Company offers to pay

Doe Run has offered to pay for Herculaneum's cleanup and to buy out more than 100 homes. But unless the EPA names Doe Run as the legally binding responsible party, the company can wiggle out of its responsibility if it falters financially, the Sierra Club's Ken Midkiff said.

Cleanup in recent weeks has been slowed by Doe Run's financial difficulties, because of poor investments in Latin America, Midkiff said.

Residents of La Oroya, Peru, were set to protest Doe Run's smelter operations there, demanding compliance with that country's environmental laws, said the Rev. Elinor Stock whose St. Louis presbytery partners with the Peruvian town.

Gov. Bob Holden, U.S. House Majority Leader Richard Gephardt, D-St. Louis, and Sen.
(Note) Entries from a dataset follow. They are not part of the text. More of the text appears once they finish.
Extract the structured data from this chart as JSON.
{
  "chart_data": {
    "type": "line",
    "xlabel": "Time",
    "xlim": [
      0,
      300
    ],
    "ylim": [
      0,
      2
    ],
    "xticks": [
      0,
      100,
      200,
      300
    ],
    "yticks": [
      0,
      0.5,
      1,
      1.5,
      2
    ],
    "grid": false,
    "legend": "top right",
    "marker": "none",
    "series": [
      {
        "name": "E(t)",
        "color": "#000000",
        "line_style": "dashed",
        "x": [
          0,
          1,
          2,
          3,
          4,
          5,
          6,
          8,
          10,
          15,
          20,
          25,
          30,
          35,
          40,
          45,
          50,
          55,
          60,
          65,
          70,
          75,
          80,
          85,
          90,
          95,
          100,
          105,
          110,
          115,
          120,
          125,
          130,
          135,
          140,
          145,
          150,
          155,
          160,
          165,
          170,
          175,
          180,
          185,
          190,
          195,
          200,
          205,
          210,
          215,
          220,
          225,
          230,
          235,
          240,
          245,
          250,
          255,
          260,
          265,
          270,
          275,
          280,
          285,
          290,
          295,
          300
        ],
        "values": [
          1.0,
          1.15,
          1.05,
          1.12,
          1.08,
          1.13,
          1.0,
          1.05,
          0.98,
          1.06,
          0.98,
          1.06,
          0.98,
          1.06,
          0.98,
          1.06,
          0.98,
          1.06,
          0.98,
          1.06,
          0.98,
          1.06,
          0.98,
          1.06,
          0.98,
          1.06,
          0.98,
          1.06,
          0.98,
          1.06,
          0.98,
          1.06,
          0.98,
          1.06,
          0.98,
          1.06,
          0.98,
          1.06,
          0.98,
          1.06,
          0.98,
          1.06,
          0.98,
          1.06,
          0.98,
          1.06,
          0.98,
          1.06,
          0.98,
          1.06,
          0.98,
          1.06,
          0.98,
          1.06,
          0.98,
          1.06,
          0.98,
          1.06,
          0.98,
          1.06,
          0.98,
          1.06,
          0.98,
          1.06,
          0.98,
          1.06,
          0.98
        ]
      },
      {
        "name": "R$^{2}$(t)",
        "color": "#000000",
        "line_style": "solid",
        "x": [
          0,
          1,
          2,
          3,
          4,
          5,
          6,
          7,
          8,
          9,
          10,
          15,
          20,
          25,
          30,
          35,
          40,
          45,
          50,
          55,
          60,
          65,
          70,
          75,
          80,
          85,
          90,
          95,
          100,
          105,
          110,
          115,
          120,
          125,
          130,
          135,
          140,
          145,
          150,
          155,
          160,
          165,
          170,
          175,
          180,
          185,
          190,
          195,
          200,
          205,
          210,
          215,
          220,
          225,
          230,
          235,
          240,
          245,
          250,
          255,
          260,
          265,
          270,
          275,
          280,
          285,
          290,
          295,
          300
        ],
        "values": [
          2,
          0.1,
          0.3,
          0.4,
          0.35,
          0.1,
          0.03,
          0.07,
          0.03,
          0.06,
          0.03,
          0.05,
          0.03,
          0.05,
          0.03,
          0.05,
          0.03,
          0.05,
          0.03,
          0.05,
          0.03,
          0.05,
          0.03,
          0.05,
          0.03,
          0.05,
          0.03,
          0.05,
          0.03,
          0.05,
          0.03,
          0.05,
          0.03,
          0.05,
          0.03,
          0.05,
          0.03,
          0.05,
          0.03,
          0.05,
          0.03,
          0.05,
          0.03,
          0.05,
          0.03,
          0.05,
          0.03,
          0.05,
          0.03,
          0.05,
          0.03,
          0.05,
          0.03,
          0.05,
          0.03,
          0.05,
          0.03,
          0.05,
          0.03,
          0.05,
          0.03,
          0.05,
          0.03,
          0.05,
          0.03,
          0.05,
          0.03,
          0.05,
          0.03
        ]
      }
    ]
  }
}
Jean Carnahan, are among those who have asked the EPA to include Herculaneum on the Superfund priority list.

Doe Run executives say a Superfund listing is not needed, because the company is willing to do the work at its own expense.

In Oak Grove, just east of Kansas City, the tiny community's drinking well is contaminated with chemical solvents, but officials do not know the source of the pollution. The town is buying its water from a nearby source, but the plume of pollution is headed that way, Midkiff said. No federal Superfund money is available for cleanup.